Barbaresco is usually considered an medium-bodied, soft, elegant, ‘feminine’ wine that’s ready to drink relatively early. As will all stereotype, there is a bit of truth in that adage, but Cortese’s Barbaresco is much the opposite. It is structured, tannic, mineral and needs a long ageing in bottle to harmonise. That’s because it comes from the Rabajà vineyard, source of the most serious and backward Barbarescos.
Pier Carlo Cortese follows a very traditional route. The wines see a long maceration and are aged for 20 months in large oak (whereas most producers currently choose something closer to the minimum 12 months). Consequently they open up much later than many other Barbarescos. In fact I haven’t been thrilled by the 2008 that I tasted blind yesterday: stern and rigid. (It was bottled 2 months ago). Retasting this vintage, it showed much more open, juicy and crystalline: as much a matter of genius loci (wines always taste better at the winery) as the bottle being opened for 4 hours.

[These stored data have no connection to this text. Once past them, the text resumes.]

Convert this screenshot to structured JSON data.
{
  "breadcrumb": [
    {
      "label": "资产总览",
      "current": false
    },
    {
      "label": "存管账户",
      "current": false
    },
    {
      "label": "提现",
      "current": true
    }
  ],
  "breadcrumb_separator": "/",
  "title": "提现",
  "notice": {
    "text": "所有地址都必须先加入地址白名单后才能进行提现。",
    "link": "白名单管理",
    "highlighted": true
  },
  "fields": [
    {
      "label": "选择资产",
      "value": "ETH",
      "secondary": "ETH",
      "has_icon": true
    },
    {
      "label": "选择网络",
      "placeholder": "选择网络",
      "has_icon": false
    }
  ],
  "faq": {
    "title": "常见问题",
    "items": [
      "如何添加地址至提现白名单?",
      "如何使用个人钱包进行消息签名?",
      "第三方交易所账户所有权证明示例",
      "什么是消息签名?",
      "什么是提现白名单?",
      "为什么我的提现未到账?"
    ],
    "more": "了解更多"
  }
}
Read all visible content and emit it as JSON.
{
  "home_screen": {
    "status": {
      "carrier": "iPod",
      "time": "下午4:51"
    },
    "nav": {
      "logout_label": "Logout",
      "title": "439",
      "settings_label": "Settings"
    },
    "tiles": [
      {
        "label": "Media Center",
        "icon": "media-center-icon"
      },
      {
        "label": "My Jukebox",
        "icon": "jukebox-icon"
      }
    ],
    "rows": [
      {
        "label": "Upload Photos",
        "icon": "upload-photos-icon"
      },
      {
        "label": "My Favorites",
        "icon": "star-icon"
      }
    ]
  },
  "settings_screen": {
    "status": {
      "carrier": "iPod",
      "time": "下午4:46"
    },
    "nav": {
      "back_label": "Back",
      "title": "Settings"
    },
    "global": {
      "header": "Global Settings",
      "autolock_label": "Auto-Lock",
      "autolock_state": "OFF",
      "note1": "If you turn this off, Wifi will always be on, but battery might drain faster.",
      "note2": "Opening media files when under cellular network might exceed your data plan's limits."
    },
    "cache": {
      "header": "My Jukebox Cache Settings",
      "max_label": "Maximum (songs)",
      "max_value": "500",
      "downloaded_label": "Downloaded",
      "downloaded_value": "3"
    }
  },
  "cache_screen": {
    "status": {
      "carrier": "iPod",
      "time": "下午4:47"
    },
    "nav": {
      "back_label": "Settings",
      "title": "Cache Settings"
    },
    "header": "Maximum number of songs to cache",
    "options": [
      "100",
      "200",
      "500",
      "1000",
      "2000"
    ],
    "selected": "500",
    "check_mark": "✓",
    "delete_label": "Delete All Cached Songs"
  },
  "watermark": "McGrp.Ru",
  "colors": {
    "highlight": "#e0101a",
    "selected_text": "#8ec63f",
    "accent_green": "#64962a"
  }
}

An impressive vertical followed including a very complete and powerful 2004 as well as a deliciously poised and mineral 1998 (very underrated, but one of my favourite vintages altogether), and an overperforming 2003 which still has some life ahead. Then we moved on to the Rabajà Riserva. From the heart of the vineyard with 60-year-old vines, the wine is aged for 40 months in oak and 36 in bottle before release. We tasted the 2004, 2001, 1999 and 1996. The latter disappointed slightly, but the 2004 was assertive and intense with plenty of minerality and structure. For drinking today, 1999 is a wise choice: it has gained complexity but still has power to spare. Just as Massolino, Pier Carlo Cortese doesn’t put his ego in front of the wines: instead, everything is done to let the grape variety and terroir express themselves fully. Stern, aristocratic, demanding wines: the epitome of Rabajà.
My trip to Piedmont including flights, accommodation and wine tasting programme is sponsored by the Albeisa association of wine producers.